BRIEF HISTORY OF TMAP
Late 1990s-early 2000s: Texas mental health official Dr. Steven Shon travels around the country speaking about TMAP. Sixteen other states eventually adopt the protocol.
2003: The President’s New Freedom Commission on Mental Health—headed by Michael Hogan connections to drug companies that developed TMAP—recommends TMAP.
2004: Groups like NAMI publicly endorse TMAP. Daryl Regier, director of research at the APA lauded TMAP and called for increased funding of it. He is Executive Director of the APA’s “non-profit” research group APIRE (American Psychiatric Institute for Research and Education) Scholars in Research Program, which receives grants from Janssen and Eli Lilly, two of the drug companies that funded development of TMAP.
2004: After questioning drug company payments to state officials, whistleblower Allen Jones was fired from his job as an investigator at the Pennsylvania Inspector General’s office.
2004: Because the drug protocol used by many states originated in Texas, Jones filed a lawsuit in Travis County District Court against Johnson & Johnson and some subsidiaries. The lawsuit was sealed from public view because of protections that whistleblowers such as Jones are granted.

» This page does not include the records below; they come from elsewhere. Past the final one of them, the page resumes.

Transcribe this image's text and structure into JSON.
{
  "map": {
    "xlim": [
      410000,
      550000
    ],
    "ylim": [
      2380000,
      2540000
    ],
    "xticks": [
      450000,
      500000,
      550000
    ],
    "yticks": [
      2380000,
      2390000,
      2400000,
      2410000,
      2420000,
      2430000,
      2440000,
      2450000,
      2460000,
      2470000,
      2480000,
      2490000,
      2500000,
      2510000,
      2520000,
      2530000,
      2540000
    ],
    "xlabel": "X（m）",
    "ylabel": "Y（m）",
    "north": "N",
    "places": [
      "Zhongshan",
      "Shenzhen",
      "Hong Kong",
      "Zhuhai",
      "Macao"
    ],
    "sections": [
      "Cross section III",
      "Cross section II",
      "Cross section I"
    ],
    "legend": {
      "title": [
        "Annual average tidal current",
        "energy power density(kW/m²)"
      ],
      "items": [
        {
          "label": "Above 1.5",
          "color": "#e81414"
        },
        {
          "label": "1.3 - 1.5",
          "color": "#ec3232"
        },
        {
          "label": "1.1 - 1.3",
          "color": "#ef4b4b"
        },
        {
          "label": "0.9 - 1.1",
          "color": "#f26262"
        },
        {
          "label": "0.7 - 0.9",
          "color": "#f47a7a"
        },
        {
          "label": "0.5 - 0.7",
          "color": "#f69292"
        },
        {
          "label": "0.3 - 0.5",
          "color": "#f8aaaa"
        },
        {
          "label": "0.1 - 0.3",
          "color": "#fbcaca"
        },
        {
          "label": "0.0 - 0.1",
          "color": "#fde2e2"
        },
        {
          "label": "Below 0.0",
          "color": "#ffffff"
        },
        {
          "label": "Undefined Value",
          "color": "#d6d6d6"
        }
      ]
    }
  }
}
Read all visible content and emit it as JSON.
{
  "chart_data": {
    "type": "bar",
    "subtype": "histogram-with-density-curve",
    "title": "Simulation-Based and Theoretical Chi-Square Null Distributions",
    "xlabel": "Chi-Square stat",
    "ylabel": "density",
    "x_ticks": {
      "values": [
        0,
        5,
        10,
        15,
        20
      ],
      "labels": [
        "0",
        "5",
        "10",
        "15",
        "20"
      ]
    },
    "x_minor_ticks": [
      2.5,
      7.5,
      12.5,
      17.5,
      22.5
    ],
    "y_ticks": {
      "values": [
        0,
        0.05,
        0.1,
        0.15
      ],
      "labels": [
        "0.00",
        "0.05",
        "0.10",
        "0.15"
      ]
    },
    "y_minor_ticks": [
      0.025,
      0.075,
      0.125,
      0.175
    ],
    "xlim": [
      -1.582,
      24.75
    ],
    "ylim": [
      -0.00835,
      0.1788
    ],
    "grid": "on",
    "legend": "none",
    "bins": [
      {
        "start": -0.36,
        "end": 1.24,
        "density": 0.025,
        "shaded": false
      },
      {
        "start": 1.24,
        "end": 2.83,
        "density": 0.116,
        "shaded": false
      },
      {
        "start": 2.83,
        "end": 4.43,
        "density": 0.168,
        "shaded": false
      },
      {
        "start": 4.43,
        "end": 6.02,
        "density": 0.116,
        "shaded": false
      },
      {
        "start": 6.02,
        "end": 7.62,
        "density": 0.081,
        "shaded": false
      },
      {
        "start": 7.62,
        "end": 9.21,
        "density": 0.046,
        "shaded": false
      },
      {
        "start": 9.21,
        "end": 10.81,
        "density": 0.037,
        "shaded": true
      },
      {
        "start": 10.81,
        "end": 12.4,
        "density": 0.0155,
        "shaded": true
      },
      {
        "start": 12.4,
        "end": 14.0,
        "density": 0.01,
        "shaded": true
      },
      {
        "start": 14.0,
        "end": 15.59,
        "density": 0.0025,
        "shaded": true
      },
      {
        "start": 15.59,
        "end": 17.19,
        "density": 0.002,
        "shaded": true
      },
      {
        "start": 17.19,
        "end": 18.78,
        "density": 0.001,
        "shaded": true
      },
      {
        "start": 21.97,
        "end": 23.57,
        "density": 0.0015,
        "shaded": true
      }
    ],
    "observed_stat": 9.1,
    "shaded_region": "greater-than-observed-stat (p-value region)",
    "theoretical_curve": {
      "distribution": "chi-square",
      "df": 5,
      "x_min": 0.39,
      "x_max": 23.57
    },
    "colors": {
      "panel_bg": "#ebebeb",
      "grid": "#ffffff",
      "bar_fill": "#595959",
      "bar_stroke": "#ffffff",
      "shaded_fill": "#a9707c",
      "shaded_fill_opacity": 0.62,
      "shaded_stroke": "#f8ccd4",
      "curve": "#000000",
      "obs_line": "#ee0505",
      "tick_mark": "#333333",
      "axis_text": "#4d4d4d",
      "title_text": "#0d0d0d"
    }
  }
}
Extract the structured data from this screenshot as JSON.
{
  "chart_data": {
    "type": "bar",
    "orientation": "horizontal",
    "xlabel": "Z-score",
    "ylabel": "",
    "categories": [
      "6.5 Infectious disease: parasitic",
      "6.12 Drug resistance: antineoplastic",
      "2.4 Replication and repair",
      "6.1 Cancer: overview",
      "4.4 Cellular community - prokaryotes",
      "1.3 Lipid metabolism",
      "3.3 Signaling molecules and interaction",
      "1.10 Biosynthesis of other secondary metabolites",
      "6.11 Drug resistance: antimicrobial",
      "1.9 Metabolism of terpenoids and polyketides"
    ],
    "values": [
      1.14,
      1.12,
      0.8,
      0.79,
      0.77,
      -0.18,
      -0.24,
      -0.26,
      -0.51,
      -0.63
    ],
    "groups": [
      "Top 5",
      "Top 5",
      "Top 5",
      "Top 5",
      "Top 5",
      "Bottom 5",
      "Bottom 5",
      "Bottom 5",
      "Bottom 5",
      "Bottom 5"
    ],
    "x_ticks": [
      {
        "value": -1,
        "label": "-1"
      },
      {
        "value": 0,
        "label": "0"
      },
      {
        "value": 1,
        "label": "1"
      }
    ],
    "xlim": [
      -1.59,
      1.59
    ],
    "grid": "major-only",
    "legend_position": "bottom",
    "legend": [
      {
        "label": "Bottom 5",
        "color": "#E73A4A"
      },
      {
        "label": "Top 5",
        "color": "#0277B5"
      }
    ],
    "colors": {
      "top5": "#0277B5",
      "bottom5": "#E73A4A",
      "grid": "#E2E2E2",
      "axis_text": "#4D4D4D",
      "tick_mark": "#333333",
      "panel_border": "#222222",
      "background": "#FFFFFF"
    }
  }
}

October 2006: Shon was forced by superiors to retire from the Texas health department after officials learn of findings of a Texas Attorney General investigation into whether drug companies unduly influenced Shon.
December 2006: Texas Attorney General joins Jones’ lawsuit. The lawsuit was opened to the public.
The Texas AG’s Office suspended a similar program tailored for children called CMAP, because of the allegations of drug companies influencing researchers.